EY’s blockchain ecosystem goes through several stages. First, individuals using the blockchain have to be validated using identity checks and even biometrics. They create records on the blockchain using randomly generated unique keys that let EY do further checking against various databases from the government and elsewhere. Next, the transaction is traded on a blockchain exchange. The assets being traded are verified. The entire ecosystem is private and permissioned. Also, EY stores individuals’ unique keys offline for security. Moreover, EY built back-system administrative functions – despite the premise of the blockchain as not having a central authority – to make participants more comfortable in using the system. But to be a viable ecosystem, it needs to scale. “We need millions and millions of people in our system, and that’s going to take a lot of effort,” Roberts said.
Challenges and Risks
Security is still the biggest challenge confronting the blockchain. “The truth is, once you give someone access to a network, many times, more often than not, they can end up very easily getting blanket access to that network,” said Joe Ventura, CEO of AlphaPoint. “This is a huge security problem.” However, if one ends up building many protections to prevent hacks, then it bogs down the blockchain and defeats its purpose in the first place. “Basically, you have to jump through so many hoops simply to pass the message from some party to another party.”
And while blockchain records theoretically can’t be changed, there are ways around that. Smith cited a recent controversial decision by the Ethereum Foundation – the organization behind the open-source cryptocurrency Ethereum – after a hacker exploited a software flaw and took funds. The foundation decided to roll back the clock to give people their money back and created two versions of the ledger. “Imagine if you’re a business and they roll back a day,” Ventura said. “That’s completely unacceptable.” Moreover, by creating two versions, some people were able to exploit it. “People were able to double their money,” Smith said.
As for compliance, at least regulators could have a node on the blockchain itself in which companies define their access to data, said Sandeep Kumar, managing director of Synechron.

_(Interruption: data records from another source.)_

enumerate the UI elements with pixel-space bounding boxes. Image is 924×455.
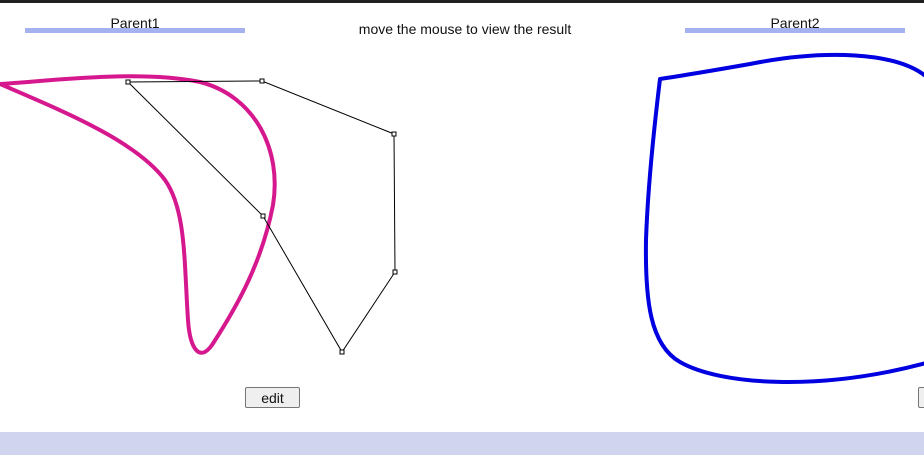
control-point-handle[interactable] (259, 78, 265, 84)
control-point-handle[interactable] (339, 349, 345, 355)
control-point-handle[interactable] (260, 213, 266, 219)
footer-band (0, 432, 924, 455)
control-point-handle[interactable] (391, 131, 397, 137)
drawing-canvas[interactable] (0, 0, 924, 432)
edit-button-parent2[interactable] (918, 387, 924, 408)
edit-button[interactable]: edit (245, 387, 300, 408)
parent2-curve (643, 52, 924, 384)
control-point-handle[interactable] (125, 79, 131, 85)
control-point-handle[interactable] (392, 269, 398, 275)
parent1-curve (0, 74, 277, 355)
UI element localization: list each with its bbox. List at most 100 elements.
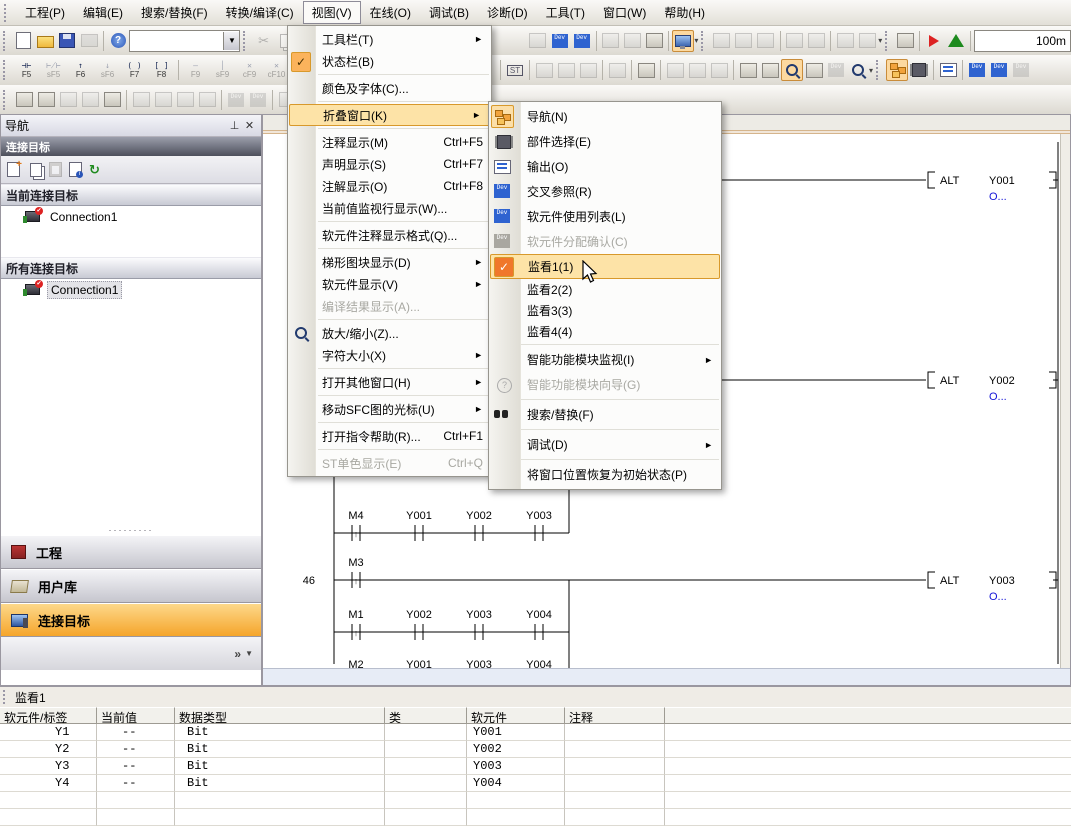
menu-find-replace[interactable]: 搜索/替换(F) bbox=[132, 1, 217, 24]
cell-class[interactable] bbox=[385, 741, 467, 758]
toolbar-overflow-icon[interactable]: ▾ bbox=[694, 36, 698, 45]
device-batch-button[interactable]: Dev bbox=[571, 30, 593, 52]
note-button[interactable] bbox=[643, 30, 665, 52]
menu-item-ladder-block[interactable]: 梯形图块显示(D)► bbox=[288, 251, 491, 273]
close-icon[interactable]: ✕ bbox=[242, 118, 257, 133]
cell-data-type[interactable]: Bit bbox=[175, 758, 385, 775]
menu-help[interactable]: 帮助(H) bbox=[655, 1, 714, 24]
menu-item-toolbar[interactable]: 工具栏(T)► bbox=[288, 28, 491, 50]
menu-item-note-display[interactable]: 注解显示(O)Ctrl+F8 bbox=[288, 175, 491, 197]
menu-item-open-other-window[interactable]: 打开其他窗口(H)► bbox=[288, 371, 491, 393]
menu-debug[interactable]: 调试(B) bbox=[420, 1, 478, 24]
cell-device[interactable]: Y003 bbox=[467, 758, 565, 775]
toolbar-grip[interactable] bbox=[876, 60, 883, 80]
col-device-label[interactable]: 软元件/标签 bbox=[0, 707, 97, 724]
help-button[interactable]: ? bbox=[107, 30, 129, 52]
refresh-icon[interactable]: ↻ bbox=[89, 162, 100, 178]
run-button[interactable] bbox=[923, 30, 945, 52]
cell-class[interactable] bbox=[385, 775, 467, 792]
parameter-check-button[interactable] bbox=[101, 89, 123, 111]
cell-data-type[interactable]: Bit bbox=[175, 724, 385, 741]
menu-compile[interactable]: 转换/编译(C) bbox=[217, 1, 303, 24]
menu-item-statement-display[interactable]: 声明显示(S)Ctrl+F7 bbox=[288, 153, 491, 175]
menu-item-comment-display[interactable]: 注释显示(M)Ctrl+F5 bbox=[288, 131, 491, 153]
cell-device[interactable]: Y004 bbox=[467, 775, 565, 792]
ladder-branch-button[interactable] bbox=[737, 59, 759, 81]
cell-device[interactable]: Y002 bbox=[467, 741, 565, 758]
device-list-button[interactable]: Dev bbox=[988, 59, 1010, 81]
toolbar-overflow-icon[interactable]: ▾ bbox=[878, 36, 882, 45]
menu-diagnostics[interactable]: 诊断(D) bbox=[478, 1, 537, 24]
fkey-f8-button[interactable]: [ ]F8 bbox=[148, 57, 175, 83]
menubar-grip[interactable] bbox=[4, 4, 12, 22]
rung-insert-button[interactable] bbox=[35, 89, 57, 111]
device-comment-edit-button[interactable] bbox=[635, 59, 657, 81]
cell-comment[interactable] bbox=[565, 741, 665, 758]
output-window-button[interactable] bbox=[937, 59, 959, 81]
submenu-item-watch4[interactable]: 监看4(4) bbox=[489, 321, 721, 342]
cell-comment[interactable] bbox=[565, 724, 665, 741]
property-icon[interactable] bbox=[69, 162, 82, 177]
zoom-button[interactable] bbox=[847, 59, 869, 81]
pin-icon[interactable]: ⊥ bbox=[227, 118, 242, 133]
cross-reference-button[interactable]: Dev bbox=[966, 59, 988, 81]
submenu-item-smart-module-monitor[interactable]: 智能功能模块监视(I)► bbox=[489, 347, 721, 372]
menu-item-comment-format[interactable]: 软元件注释显示格式(Q)... bbox=[288, 224, 491, 246]
submenu-item-output[interactable]: 输出(O) bbox=[489, 154, 721, 179]
toolbar-grip[interactable] bbox=[3, 90, 10, 110]
menu-edit[interactable]: 编辑(E) bbox=[74, 1, 132, 24]
cell-device-label[interactable]: Y1 bbox=[0, 724, 97, 741]
fkey-f5-button[interactable]: ⊣⊢F5 bbox=[13, 57, 40, 83]
chevron-down-icon[interactable]: ▼ bbox=[245, 649, 253, 658]
submenu-item-watch2[interactable]: 监看2(2) bbox=[489, 279, 721, 300]
nav-button-connection[interactable]: 连接目标 bbox=[1, 603, 261, 637]
submenu-item-reset-window-layout[interactable]: 将窗口位置恢复为初始状态(P) bbox=[489, 462, 721, 487]
cell-device-label[interactable]: Y4 bbox=[0, 775, 97, 792]
submenu-item-find-replace[interactable]: 搜索/替换(F) bbox=[489, 402, 721, 427]
toolbar-grip[interactable] bbox=[243, 31, 249, 51]
col-data-type[interactable]: 数据类型 bbox=[175, 707, 385, 724]
modify-value-button[interactable] bbox=[803, 59, 825, 81]
menu-window[interactable]: 窗口(W) bbox=[594, 1, 655, 24]
cell-current-value[interactable]: -- bbox=[97, 775, 175, 792]
panel-splitter[interactable]: ········· bbox=[1, 525, 261, 535]
inline-st-button[interactable] bbox=[13, 89, 35, 111]
cell-class[interactable] bbox=[385, 724, 467, 741]
menu-tools[interactable]: 工具(T) bbox=[537, 1, 594, 24]
submenu-item-element-selection[interactable]: 部件选择(E) bbox=[489, 129, 721, 154]
fkey-f7-button[interactable]: ( )F7 bbox=[121, 57, 148, 83]
menu-item-colors-fonts[interactable]: 颜色及字体(C)... bbox=[288, 77, 491, 99]
menu-item-instruction-help[interactable]: 打开指令帮助(R)...Ctrl+F1 bbox=[288, 425, 491, 447]
toolbar-grip[interactable] bbox=[3, 60, 10, 80]
submenu-item-watch1[interactable]: ✓ 监看1(1) bbox=[490, 254, 720, 279]
col-comment[interactable]: 注释 bbox=[565, 707, 665, 724]
monitor-mode-button[interactable] bbox=[672, 30, 694, 52]
menu-item-device-display[interactable]: 软元件显示(V)► bbox=[288, 273, 491, 295]
menu-view[interactable]: 视图(V) bbox=[303, 1, 361, 24]
toolbar-grip[interactable] bbox=[701, 31, 707, 51]
toolbar-grip[interactable] bbox=[885, 31, 891, 51]
error-button[interactable] bbox=[945, 30, 967, 52]
menu-item-text-size[interactable]: 字符大小(X)► bbox=[288, 344, 491, 366]
menu-online[interactable]: 在线(O) bbox=[361, 1, 420, 24]
project-combo[interactable]: ▼ bbox=[129, 30, 240, 52]
nav-button-user-library[interactable]: 用户库 bbox=[1, 569, 261, 603]
submenu-item-device-list[interactable]: Dev 软元件使用列表(L) bbox=[489, 204, 721, 229]
connection-item[interactable]: Connection1 bbox=[1, 206, 261, 227]
nav-button-project[interactable]: 工程 bbox=[1, 535, 261, 569]
new-connection-icon[interactable] bbox=[7, 162, 20, 177]
chevron-more-icon[interactable]: » bbox=[234, 647, 241, 661]
cell-comment[interactable] bbox=[565, 775, 665, 792]
cell-data-type[interactable]: Bit bbox=[175, 741, 385, 758]
cell-class[interactable] bbox=[385, 758, 467, 775]
menu-item-docking-window[interactable]: 折叠窗口(K)► bbox=[289, 104, 490, 126]
st-editor-button[interactable]: ST bbox=[504, 59, 526, 81]
new-project-button[interactable] bbox=[12, 30, 34, 52]
col-device[interactable]: 软元件 bbox=[467, 707, 565, 724]
submenu-item-navigation[interactable]: 导航(N) bbox=[489, 104, 721, 129]
watch-row[interactable]: Y1 -- Bit Y001 bbox=[0, 724, 1071, 741]
element-selection-button[interactable] bbox=[908, 59, 930, 81]
toolbar-grip[interactable] bbox=[3, 31, 9, 51]
device-monitor-button[interactable]: Dev bbox=[549, 30, 571, 52]
menu-item-zoom[interactable]: 放大/缩小(Z)... bbox=[288, 322, 491, 344]
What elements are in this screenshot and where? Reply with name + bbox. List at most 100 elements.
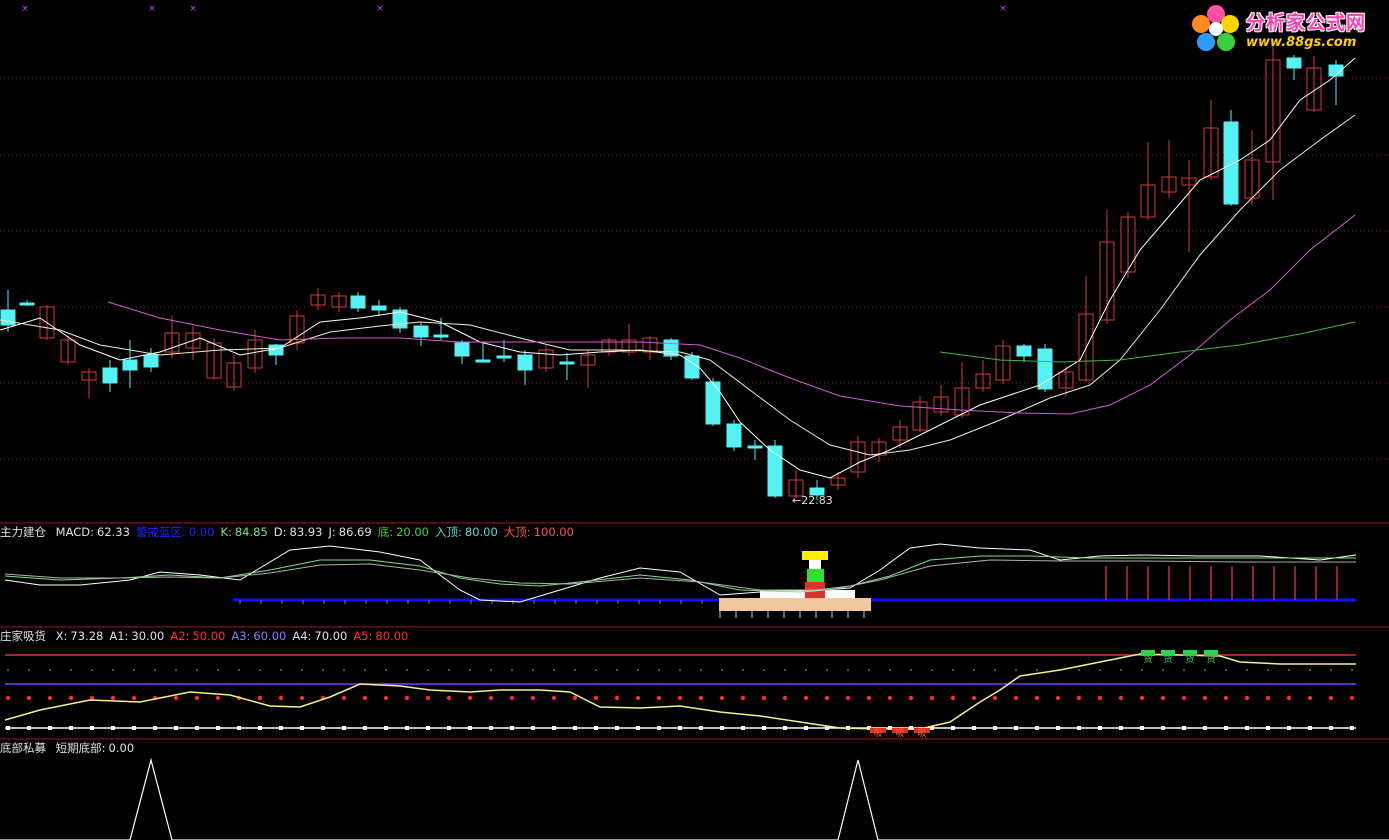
a1-dot	[804, 726, 808, 730]
a2-dot	[992, 695, 998, 701]
a2-dot	[929, 695, 935, 701]
a4-dot	[658, 669, 660, 671]
indicator1-item-label: 入顶:	[435, 525, 462, 539]
a1-dot	[90, 726, 94, 730]
indicator3-header: 底部私募 短期底部: 0.00	[0, 741, 134, 755]
candle-body	[1016, 345, 1032, 357]
a2-dot	[1307, 695, 1313, 701]
a1-dot	[741, 726, 745, 730]
a2-dot	[887, 695, 893, 701]
a1-dot	[552, 726, 556, 730]
a2-dot	[572, 695, 578, 701]
a4-dot	[91, 669, 93, 671]
a1-dot	[762, 726, 766, 730]
indicator-panel-zhuangjia[interactable]: 货货货货吸吸吸	[4, 650, 1356, 739]
a4-dot	[217, 669, 219, 671]
stock-chart-window[interactable]: × × × × × 货货货货吸吸吸	[0, 0, 1389, 840]
candle-body	[1223, 121, 1239, 205]
a2-dot	[68, 695, 74, 701]
a1-dot	[384, 726, 388, 730]
indicator1-item-label: 底:	[377, 525, 394, 539]
indicator1-item-value: 80.00	[464, 525, 498, 539]
a4-dot	[1351, 669, 1353, 671]
a1-dot	[1350, 726, 1354, 730]
signal-marker: ×	[21, 4, 29, 14]
candlestick-series[interactable]	[0, 40, 1344, 500]
indicator3-name: 底部私募	[0, 741, 46, 755]
bottom-zone-block	[719, 598, 871, 611]
a2-dot	[425, 695, 431, 701]
x-line	[4, 653, 1356, 730]
a2-dot	[1181, 695, 1187, 701]
a2-dot	[1013, 695, 1019, 701]
a2-dot	[908, 695, 914, 701]
indicator1-item: 大顶: 100.00	[504, 525, 574, 539]
a1-dot	[447, 726, 451, 730]
a4-dot	[511, 669, 513, 671]
a1-dot	[1014, 726, 1018, 730]
a2-dot	[509, 695, 515, 701]
candle-body	[705, 381, 721, 425]
candle-body	[475, 359, 491, 363]
indicator-panel-zhuli[interactable]	[4, 543, 1357, 618]
a4-dot	[553, 669, 555, 671]
indicator1-item-label: MACD:	[55, 525, 95, 539]
indicator1-item: 入顶: 80.00	[435, 525, 498, 539]
a1-dot	[951, 726, 955, 730]
candle-body	[413, 325, 429, 338]
a4-dot	[868, 669, 870, 671]
signal-tower-white	[809, 560, 821, 569]
a2-dot	[845, 695, 851, 701]
a4-dot	[7, 669, 9, 671]
a1-dot	[636, 726, 640, 730]
a4-dot	[175, 669, 177, 671]
indicator1-item: J: 86.69	[328, 525, 371, 539]
kdj-j-line	[4, 559, 1356, 591]
a4-dot	[112, 669, 114, 671]
indicator2-item: X: 73.28	[56, 629, 104, 643]
a4-dot	[616, 669, 618, 671]
a4-dot	[532, 669, 534, 671]
indicator2-item-value: 50.00	[192, 629, 226, 643]
a2-dot	[1118, 695, 1124, 701]
a4-dot	[574, 669, 576, 671]
indicator1-item-label: 大顶:	[503, 525, 531, 539]
a1-dot	[111, 726, 115, 730]
indicator2-item: A5: 80.00	[353, 629, 408, 643]
a1-dot	[657, 726, 661, 730]
indicator3-item: 短期底部: 0.00	[56, 741, 134, 755]
a1-dot	[1140, 726, 1144, 730]
indicator2-item-value: 30.00	[131, 629, 165, 643]
a4-dot	[931, 669, 933, 671]
a2-dot	[698, 695, 704, 701]
a2-dot	[131, 695, 137, 701]
candle-body	[143, 354, 159, 368]
a4-dot	[1246, 669, 1248, 671]
signal-marker: ×	[999, 4, 1007, 14]
a1-dot	[363, 726, 367, 730]
candle-body	[102, 367, 118, 384]
a2-dot	[1034, 695, 1040, 701]
a1-dot	[678, 726, 682, 730]
indicator2-item-label: X:	[55, 629, 68, 643]
indicator1-item-value: 20.00	[396, 525, 429, 539]
buy-marker-text: 吸	[873, 728, 882, 739]
indicator2-item-value: 80.00	[375, 629, 409, 643]
a2-dot	[803, 695, 809, 701]
indicator2-item-label: A4:	[292, 629, 312, 643]
a1-dot	[258, 726, 262, 730]
a2-dot	[446, 695, 452, 701]
signal-tower-yellow	[802, 551, 828, 560]
a1-dot	[6, 726, 10, 730]
a2-dot	[173, 695, 179, 701]
candle-body	[122, 359, 138, 371]
a4-dot	[763, 669, 765, 671]
a4-dot	[28, 669, 30, 671]
candle-body	[1037, 348, 1053, 390]
indicator-panel-dibu[interactable]	[0, 757, 1389, 840]
indicator1-item-value: 100.00	[533, 525, 574, 539]
a1-dot	[1035, 726, 1039, 730]
a4-dot	[952, 669, 954, 671]
a4-dot	[973, 669, 975, 671]
a1-dot	[69, 726, 73, 730]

As such, regulators wouldn’t have to wait days for a bank to hand over documents for compliance. “They can see it as it is happening.”
In the end, each company has to figure out whether a blockchain is suitable. “Is it a blockchain use case or is it a database use case?” said Tyler Mulvihill, director of Consensys. “If you are a company that has a lot of information internally and you don’t transact like a lot of vendors, and not a lot of people need to use your information or do business with you, a database can be fine for a lot of things. It’s when you have a lot of parties that need trust, need access to certain information and need to be audited – that’s where I see the biggest use cases.”